Penjelasan Lapan Terkait Penyatuan Kalender Hijriyah

Upaya penyatuan kalender Hijriyah di Indonesia terus dilakukan.

Rep: Fuji E Permana/ Red: Ani Nursalikah
Penjelasan Lapan Terkait Penyatuan Kalender Hijriyah. Kepala Lembaga Penerbangan dan Antariksa Nasional (Lapan) - Thomas Djamaluddin
Foto: Republika/Putra M. Akbar
Penjelasan Lapan Terkait Penyatuan Kalender Hijriyah. Kepala Lembaga Penerbangan dan Antariksa Nasional (Lapan) - Thomas Djamaluddin

REPUBLIKA.CO.ID, JAKARTA -- Kementerian Agama (Kemenag) sedang berupaya membuat penyatuan kalender Hijriyah. Lembaga Penerbangan dan Antariksa Nasional (Lapan) menjelaskan penyatuan kalender Hijriyah bisa dilakukan dengan tetap mengadopsi metode hisab dan rukyat.

"Kemenag saat ini sedang mengupayakan dan memfasilitasi dialog-dialog antarormas Islam yang tujuannya bisa disatukannya penentuan kalender Hijriyah khususnya di Indonesia," kata Kepala Lapan, Thomas Djamaluddin kepada Republika.co.id, Kamis (2/7).

Baca Juga

Thomas mengatakan, langkah awal yang sudah dilakukan pada 2017 diadakan Seminar Internasional Fikih Falak. Seminar itu menghasilkan Rekomendasi Jakarta 2017 yang inti isinya ada tiga hal. Pertama, harus ada otoritas tunggal sehingga keputusannya tidak beda-beda.

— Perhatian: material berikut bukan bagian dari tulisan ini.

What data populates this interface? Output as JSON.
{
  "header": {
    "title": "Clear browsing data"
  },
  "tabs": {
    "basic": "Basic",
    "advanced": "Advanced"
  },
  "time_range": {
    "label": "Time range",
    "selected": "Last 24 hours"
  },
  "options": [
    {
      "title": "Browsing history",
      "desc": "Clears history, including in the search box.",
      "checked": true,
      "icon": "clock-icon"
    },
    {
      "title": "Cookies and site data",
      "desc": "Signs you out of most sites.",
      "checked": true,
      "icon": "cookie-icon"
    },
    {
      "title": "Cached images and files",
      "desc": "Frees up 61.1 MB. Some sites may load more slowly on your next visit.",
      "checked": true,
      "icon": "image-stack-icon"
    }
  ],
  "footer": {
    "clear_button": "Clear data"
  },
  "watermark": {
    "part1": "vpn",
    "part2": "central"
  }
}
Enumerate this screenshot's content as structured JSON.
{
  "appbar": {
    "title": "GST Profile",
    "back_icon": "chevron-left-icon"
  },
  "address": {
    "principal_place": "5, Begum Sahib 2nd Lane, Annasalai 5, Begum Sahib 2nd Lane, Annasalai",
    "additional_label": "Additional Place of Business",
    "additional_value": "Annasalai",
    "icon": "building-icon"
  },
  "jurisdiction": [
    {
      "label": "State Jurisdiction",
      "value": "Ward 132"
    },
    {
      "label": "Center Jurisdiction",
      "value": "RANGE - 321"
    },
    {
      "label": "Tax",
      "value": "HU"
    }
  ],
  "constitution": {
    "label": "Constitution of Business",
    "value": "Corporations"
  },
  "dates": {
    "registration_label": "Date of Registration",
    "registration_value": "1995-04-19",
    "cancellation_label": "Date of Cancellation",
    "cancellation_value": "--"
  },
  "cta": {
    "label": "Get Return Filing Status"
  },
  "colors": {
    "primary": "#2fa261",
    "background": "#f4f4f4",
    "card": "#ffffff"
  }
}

Kedua, ada kesepakatan kriteria baru. Jadi Nahdlatul Ulama, Muhammadiyah dan ormas-ormas Islam lainnya itu kriterianya ditingkatkan sesuai dengan kriteria astronomi. Diusulkan kriteria baru ini ketinggian minimal tiga derajat dan elongasi minimal 6,4 derajat. 

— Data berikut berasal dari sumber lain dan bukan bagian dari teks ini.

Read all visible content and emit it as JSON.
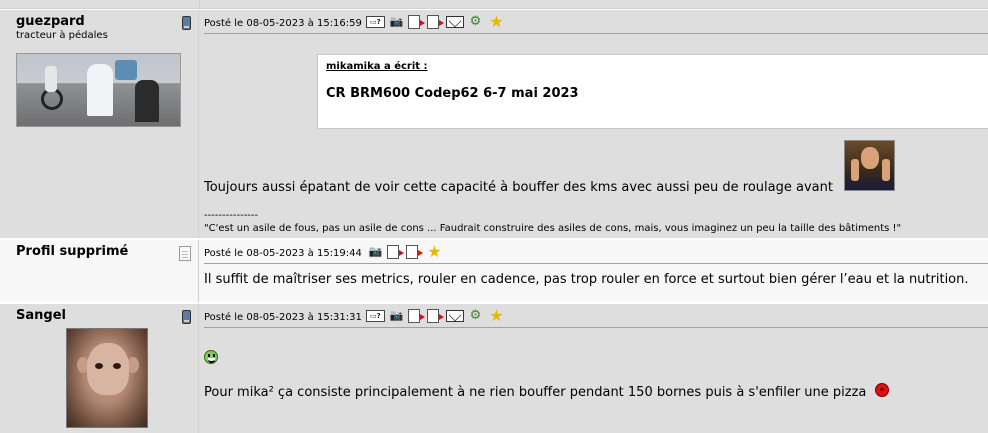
{
  "posts": [
    {
      "author": {
        "name": "guezpard",
        "title": "tracteur à pédales"
      },
      "date": "Posté le 08-05-2023 à 15:16:59",
      "quote": {
        "author": "mikamika a écrit :",
        "text": "CR BRM600 Codep62 6-7 mai 2023"
      },
      "text": "Toujours aussi épatant de voir cette capacité à bouffer des kms avec aussi peu de roulage avant",
      "signature": {
        "separator": "---------------",
        "text": "\"C'est un asile de fous, pas un asile de cons ... Faudrait construire des asiles de cons, mais, vous imaginez un peu la taille des bâtiments !\""
      },
      "icons": [
        "phone-icon",
        "quote-icon",
        "profile-icon",
        "edit-icon",
        "add-icon",
        "mail-icon",
        "alert-icon",
        "favorite-icon"
      ]
    },
    {
      "author": {
        "name": "Profil supprimé"
      },
      "date": "Posté le 08-05-2023 à 15:19:44",
      "text": "Il suffit de maîtriser ses metrics, rouler en cadence, pas trop rouler en force et surtout bien gérer l’eau et la nutrition.",
      "icons": [
        "document-icon",
        "profile-icon",
        "edit-icon",
        "add-icon",
        "favorite-icon"
      ]
    },
    {
      "author": {
        "name": "Sangel"
      },
      "date": "Posté le 08-05-2023 à 15:31:31",
      "text": "Pour mika² ça consiste principalement à ne rien bouffer pendant 150 bornes puis à s'enfiler une pizza",
      "icons": [
        "phone-icon",
        "quote-icon",
        "profile-icon",
        "edit-icon",
        "add-icon",
        "mail-icon",
        "alert-icon",
        "favorite-icon"
      ]
    }
  ],
  "toolbar": {
    "quote_box_label": "?"
  }
}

Ketiga, diusulkan batas tanggal yang disepakati adalah batas tanggal yang berlaku secara internasional, yaitu International Date Line. Jadi bukan lagi batas tanggal di Indonesia.

"Jadi supaya nanti kalau di Indonesia bisa disepakati, maka di tingkat Asia Tenggara ini juga ada tanda-tanda untuk bisa disepakati, jadi negara Brunei, Indonesia, Malaysia, Singapura itu ada kesepakatan teknis untuk menyetujui atau mengadopsi kriteria baru ini," ujarnya.

Thomas mengatakan, kriteria baru ini belum secara formal diputuskan oleh menteri-menteri agama di negara-negara Asia Tenggara. Tapi Malaysia akan menggunakan kriteria baru tersebut.

"Jadi pada 2017 ada Rekomendasi Jakarta, dengan tiga unsur tadi otoritas tunggal, kriteria tunggal, dan garis tanggal internasional," jelasnya.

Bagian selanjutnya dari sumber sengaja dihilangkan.